Irish cellist David O 'Connell won a place to study with Moray Welsh and Hannah Roberts at the Royal Northern College of music in Manchester, were he subsequently won the Sir John Barbirolli prize for cello at the end of his fourth year, and further studies continued later with Ludwig Quandt in Berlin. After his undergraduate studies, he immediately entered the profession working with the BBC Philharmonic, the City of Birmingham Symphony Orchestra, the Royal Philharmonic Orchestra London and later in Germany with the Berliner Symphoniker and the Stadtlichesorchester Bremerhaven, under conductors Simon Rattle, Gennady Roshdesvensky, Danielle Gatti and Uri Temarkirov. Festival appearances with these orchestras include the BBC Proms, Edinburgh, Luzern and Berliner Festwochen. His solo recitals have been broadcast by both BBC and RTE radio, and he has recorded a disc of Brahms and Debussy cello sonatas with Berlin - based pianist Corrina Soller.

On returning to Scotland, David O Connell became closely associated with its leading contemporary music group, the Glasgow based Paragon ensemble and played this January in their 25th anniversary concerts under leading Scots conductor Gary Walker. His eclectic interests in music brought him into contact with The Chieftains and 70's Californian super-group BREAD, with whom he has played concerts. Whilst living in Berlin David worked on many soundtracks for German TV, Radio and movies.

David O'Connell now devotes a lot of time to teaching and was delighted to become a member of the instrumental team for Perth and Kinross Council under director Allan Young. He is also senior visiting tutor of cello at Aberdeen's specialist music school Dyce Academy. In August 2003, at the age of thirty, David became the youngest member of the String faculty at the RSAMD in Glasgow were he is now a professor of cello and lecturer in chamber music.


David writes of the Elgar Cello Concerto:

There can't be many musical documents as synonymous with the passing of an era as Elgar's last masterpiece. World War 1 had ripped Europe apart and a personality as highly sensitive as Elgar's was only just able to manage with the appalling spectre of suffering on a scale such as this. This greatest of English men was deeply passive. In this great and sad work, the listener is confronted by one man's mourning for what he perceived to be the passing of a lost world. If the centrepiece to Enigma Variations, Nimrod, is a hymn to man's best qualities, then the cello concerto, in parts certainly, is a pained anthem of complaint about man's seemingly endless ability to bring bloodshed on his fellow kind.

From those now famous and awesome opening chords, the listener is left in no doubt as to the strength of this old and gentle man's feelings. This anger however quickly gives way to the haunted and introspective feeling that pervades a lot of the work.

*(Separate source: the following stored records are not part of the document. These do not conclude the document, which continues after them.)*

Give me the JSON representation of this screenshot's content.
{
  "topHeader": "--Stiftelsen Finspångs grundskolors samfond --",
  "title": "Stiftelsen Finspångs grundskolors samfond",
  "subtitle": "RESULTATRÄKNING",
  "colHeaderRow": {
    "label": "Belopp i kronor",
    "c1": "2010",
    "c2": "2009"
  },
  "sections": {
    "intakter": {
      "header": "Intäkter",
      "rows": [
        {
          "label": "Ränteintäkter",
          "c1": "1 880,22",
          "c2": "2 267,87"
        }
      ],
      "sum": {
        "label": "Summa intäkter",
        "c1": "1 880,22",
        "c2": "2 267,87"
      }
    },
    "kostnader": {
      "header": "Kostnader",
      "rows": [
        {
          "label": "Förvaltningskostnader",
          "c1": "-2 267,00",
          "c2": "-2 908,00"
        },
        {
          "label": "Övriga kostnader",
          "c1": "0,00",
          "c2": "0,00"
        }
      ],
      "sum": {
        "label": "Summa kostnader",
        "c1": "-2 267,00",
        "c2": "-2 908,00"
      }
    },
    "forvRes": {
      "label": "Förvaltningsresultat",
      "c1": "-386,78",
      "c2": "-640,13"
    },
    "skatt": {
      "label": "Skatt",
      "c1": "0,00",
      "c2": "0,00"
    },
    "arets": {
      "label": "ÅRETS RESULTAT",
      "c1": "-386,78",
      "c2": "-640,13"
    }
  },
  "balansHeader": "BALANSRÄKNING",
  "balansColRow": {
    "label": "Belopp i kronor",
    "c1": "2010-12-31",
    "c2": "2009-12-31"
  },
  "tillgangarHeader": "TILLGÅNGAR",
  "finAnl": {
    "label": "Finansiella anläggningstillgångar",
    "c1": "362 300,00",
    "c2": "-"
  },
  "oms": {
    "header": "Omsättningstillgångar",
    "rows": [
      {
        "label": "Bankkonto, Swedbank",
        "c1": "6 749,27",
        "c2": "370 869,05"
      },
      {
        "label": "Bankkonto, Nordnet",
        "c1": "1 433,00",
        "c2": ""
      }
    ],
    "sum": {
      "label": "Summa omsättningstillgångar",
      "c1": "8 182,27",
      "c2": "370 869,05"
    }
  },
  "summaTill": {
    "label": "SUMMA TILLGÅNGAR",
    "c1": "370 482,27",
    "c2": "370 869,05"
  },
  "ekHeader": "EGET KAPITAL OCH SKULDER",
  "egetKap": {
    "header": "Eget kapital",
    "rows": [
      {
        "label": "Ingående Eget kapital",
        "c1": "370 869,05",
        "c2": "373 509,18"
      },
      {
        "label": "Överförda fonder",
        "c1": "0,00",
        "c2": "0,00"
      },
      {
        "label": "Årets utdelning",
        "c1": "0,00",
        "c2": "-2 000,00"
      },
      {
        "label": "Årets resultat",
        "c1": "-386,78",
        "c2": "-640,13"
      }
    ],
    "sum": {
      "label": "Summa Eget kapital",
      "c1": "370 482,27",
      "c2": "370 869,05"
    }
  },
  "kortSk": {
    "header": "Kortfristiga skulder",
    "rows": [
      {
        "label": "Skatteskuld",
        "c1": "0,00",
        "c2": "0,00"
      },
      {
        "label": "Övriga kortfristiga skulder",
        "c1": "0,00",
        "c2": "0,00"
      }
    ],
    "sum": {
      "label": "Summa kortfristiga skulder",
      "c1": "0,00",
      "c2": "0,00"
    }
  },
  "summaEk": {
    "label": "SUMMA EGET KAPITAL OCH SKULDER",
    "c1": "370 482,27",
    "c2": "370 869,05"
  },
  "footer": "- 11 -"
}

The contemporary cellist is faced with a two-fold challenge when he or she takes this concerto to the concert platform. Not only are they confronted with the task of representing the huge dynamic of Elgar's profound sadness, but also of dealing with the considerable extra poignancy afforded to it by its greatest interpreter, the late Jacqueline Du Pre, who lost her ability to play at the very peak of her unearthly powers to multiple sclerosis.
When Elgar refrains the slow movement near the very end of the concerto, not many moments in 20th century music spring to mind as being as lonely, lost and purely sad; the anger suddenly springs to the surface with the reprise of the opening chords and the music dashes to its inevitable end.